A luta surgiu como o resultado de dois fatores: vingança e dever.

O sentimento de vingança sentido por Arjuna, ao chegar ao campo de batalha, desvaneceu-se quando ele considerou a enormidade da destruição envolvida. Arjuna sabia que haveria muita destruição no seu próprio campo, e, como esperava vencer, a expectativa de destruição para o outro lado era total. Para vencer, teria que destruir todo o exército de seu oponente. A estimativa de Arjuna do resultado era puramente pragmática. E, com esse ponto de vista, esperava começar a batalha.

Sri Krshna e o arqueiro e príncipe Arjuna

Arjuna sabia muito bem que Duryodhana não se renderia. Definitivamente, esse não era o seu tipo, mesmo se tal ação fosse concebível, o que naqueles dias não o era. Ele lutaria até ao fim, até ao último homem. Arjuna sabia que uma total destruição do outro lado significaria a destruição de seu próprio mestre, Drona, assim como a de Bhisma, nobre ancião da família, altamente respeitado. Este era o problema de Arjuna.

O problema era mais complexo para Arjuna porque havia uma questão de dever envolvida. Duryodhanatinha usurpado o reino que aos Pandavas competia governar. O irmão mais velho de Arjuna,Dharmaputra, era o rei, ainda que estivesse no exílio. Era seu dever proteger o Dharma, juntamente com seus irmãos, os príncipes coroados. Duryodhana tinha desconsiderado o Dharma por todos os meios possíveis.

De qualquer modo que olhemos as ações de Duryodhana, mesmo aquelas de sua infância, elas sempre foram questionáveis. Certamente, num passado recente, ele se portara de modo bastante impróprio.

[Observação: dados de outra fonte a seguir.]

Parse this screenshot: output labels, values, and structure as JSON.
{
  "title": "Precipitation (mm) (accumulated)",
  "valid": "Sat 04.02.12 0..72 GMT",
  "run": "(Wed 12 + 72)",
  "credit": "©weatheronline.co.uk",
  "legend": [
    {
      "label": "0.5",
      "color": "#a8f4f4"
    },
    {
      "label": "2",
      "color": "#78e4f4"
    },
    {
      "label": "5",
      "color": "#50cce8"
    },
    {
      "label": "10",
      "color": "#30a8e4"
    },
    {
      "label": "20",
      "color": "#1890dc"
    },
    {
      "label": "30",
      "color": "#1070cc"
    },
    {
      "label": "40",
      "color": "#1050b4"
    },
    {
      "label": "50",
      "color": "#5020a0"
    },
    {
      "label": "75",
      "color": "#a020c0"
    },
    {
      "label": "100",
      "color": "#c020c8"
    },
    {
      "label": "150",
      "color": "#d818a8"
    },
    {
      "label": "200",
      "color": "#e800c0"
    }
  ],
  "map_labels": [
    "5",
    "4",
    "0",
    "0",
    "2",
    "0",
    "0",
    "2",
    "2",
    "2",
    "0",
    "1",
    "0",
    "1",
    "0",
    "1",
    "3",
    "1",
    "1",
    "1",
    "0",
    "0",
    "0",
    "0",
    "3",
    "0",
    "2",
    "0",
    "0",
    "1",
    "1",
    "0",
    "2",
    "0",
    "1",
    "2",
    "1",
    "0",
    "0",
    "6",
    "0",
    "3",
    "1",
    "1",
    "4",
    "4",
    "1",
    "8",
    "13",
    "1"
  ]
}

Face a essa situação, que escolha tinha Arjuna? Nenhuma. Tinha que lutar. O dever o chamava, e dever nada tem a ver com nossos sentimentos. Por conseguinte, pelo fato de que os sentimentos de Arjuna entraram em conflito com o seu dever, havia tristeza. Se nos colocarmos em uma situação onde temos que nos destruir mutuamente, haverá, sem dúvida nenhuma, tristeza. Este é o sentimento de uma pessoa normal, que é suficientemente amadurecida para avaliar o que representa o seu dever, mas que, ao mesmo tempo, tem as naturais emoções humanas.

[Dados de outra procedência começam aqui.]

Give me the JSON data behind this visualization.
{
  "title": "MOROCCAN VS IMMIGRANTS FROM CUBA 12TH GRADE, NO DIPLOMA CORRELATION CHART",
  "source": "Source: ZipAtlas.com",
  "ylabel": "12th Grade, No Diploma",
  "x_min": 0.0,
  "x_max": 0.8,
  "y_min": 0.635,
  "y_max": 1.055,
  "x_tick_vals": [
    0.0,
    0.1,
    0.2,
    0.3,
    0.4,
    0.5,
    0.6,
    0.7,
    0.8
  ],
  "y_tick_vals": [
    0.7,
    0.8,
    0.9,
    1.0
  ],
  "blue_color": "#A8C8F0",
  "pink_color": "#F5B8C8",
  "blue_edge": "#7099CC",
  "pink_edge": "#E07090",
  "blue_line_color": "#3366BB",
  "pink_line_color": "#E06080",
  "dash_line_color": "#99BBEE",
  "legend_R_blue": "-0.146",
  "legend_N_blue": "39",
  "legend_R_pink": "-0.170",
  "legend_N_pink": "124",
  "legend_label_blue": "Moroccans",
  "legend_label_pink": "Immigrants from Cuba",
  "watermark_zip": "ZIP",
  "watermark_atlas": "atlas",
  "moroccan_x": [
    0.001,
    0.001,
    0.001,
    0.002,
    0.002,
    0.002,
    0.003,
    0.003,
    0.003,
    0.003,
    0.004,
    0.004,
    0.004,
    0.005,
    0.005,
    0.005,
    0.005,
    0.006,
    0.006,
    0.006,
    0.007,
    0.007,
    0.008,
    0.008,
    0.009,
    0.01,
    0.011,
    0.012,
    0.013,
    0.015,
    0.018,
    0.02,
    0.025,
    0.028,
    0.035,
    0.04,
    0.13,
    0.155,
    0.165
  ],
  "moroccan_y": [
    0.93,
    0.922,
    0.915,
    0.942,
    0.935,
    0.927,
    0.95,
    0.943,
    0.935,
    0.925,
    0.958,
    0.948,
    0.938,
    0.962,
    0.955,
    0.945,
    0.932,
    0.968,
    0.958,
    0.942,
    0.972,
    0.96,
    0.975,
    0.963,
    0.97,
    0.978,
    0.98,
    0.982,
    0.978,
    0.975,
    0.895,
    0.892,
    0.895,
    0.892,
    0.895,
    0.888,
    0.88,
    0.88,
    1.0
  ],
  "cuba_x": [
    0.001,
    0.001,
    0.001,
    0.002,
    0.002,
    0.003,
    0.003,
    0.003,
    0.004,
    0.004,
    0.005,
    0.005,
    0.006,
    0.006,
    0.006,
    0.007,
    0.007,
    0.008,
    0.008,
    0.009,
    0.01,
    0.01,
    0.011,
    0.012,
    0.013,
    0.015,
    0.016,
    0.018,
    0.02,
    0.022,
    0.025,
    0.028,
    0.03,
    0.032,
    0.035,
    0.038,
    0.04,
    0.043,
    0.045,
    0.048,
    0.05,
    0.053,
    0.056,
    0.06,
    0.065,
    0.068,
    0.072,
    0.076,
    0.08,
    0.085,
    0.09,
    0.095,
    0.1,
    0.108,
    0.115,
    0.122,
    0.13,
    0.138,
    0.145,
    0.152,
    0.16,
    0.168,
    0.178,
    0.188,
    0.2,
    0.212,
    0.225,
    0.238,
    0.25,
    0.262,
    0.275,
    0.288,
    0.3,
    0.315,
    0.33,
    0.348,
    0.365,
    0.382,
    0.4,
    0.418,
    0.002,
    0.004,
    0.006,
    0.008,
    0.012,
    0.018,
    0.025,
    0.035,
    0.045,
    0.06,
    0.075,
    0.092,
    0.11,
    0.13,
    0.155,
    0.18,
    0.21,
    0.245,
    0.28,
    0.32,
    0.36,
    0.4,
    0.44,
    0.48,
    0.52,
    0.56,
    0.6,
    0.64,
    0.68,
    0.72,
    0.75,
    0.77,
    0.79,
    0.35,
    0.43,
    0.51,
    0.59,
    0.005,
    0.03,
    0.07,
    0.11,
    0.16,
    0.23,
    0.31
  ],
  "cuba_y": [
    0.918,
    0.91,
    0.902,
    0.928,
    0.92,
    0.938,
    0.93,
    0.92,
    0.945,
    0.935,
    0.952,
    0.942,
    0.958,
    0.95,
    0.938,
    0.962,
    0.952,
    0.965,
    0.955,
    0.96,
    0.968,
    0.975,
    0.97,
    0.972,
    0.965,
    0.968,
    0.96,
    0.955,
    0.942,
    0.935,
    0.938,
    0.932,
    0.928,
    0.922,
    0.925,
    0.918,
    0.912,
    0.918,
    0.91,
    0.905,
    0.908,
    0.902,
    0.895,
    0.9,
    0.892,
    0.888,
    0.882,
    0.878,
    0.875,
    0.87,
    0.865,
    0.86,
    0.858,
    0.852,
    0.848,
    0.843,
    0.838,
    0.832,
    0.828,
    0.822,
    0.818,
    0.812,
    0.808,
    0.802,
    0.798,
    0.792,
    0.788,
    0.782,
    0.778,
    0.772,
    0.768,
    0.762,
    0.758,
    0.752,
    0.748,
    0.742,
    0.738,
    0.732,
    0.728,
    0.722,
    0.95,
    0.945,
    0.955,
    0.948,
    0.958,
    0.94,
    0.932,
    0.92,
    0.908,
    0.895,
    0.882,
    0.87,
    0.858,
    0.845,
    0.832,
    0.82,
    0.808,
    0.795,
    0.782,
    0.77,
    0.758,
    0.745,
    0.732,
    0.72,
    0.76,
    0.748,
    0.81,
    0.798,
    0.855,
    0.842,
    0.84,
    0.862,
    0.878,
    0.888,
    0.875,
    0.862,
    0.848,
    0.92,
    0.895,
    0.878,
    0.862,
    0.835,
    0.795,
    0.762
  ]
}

A tristeza de Arjuna, como tristeza, não perdurou. Tornou-se alguma coisa deveras diferente. Primeiramente, ele sucumbiu e, em seguida, indo além da guerra, dos reinos, do Dharma e Adharma, ele quis saber o sentido de tudo isso. Arjuna era uma pessoa especial, que vivia uma vida de integridade moral. Não precisava por-se à prova para ninguém. Sua tristeza era a tristeza de uma pessoa amadurecida que se sentia sem qualquer controle sobre as situações de sua vida. Arjuna queria evitar a luta em razão da destruição envolvida, mas não podia - uma situação, na verdade, muito sombria.

Sua tristeza levou-o à apreciação de certo problema humano fundamental. Por essa razão, ele solicitou o conhecimento que resolveria este problema.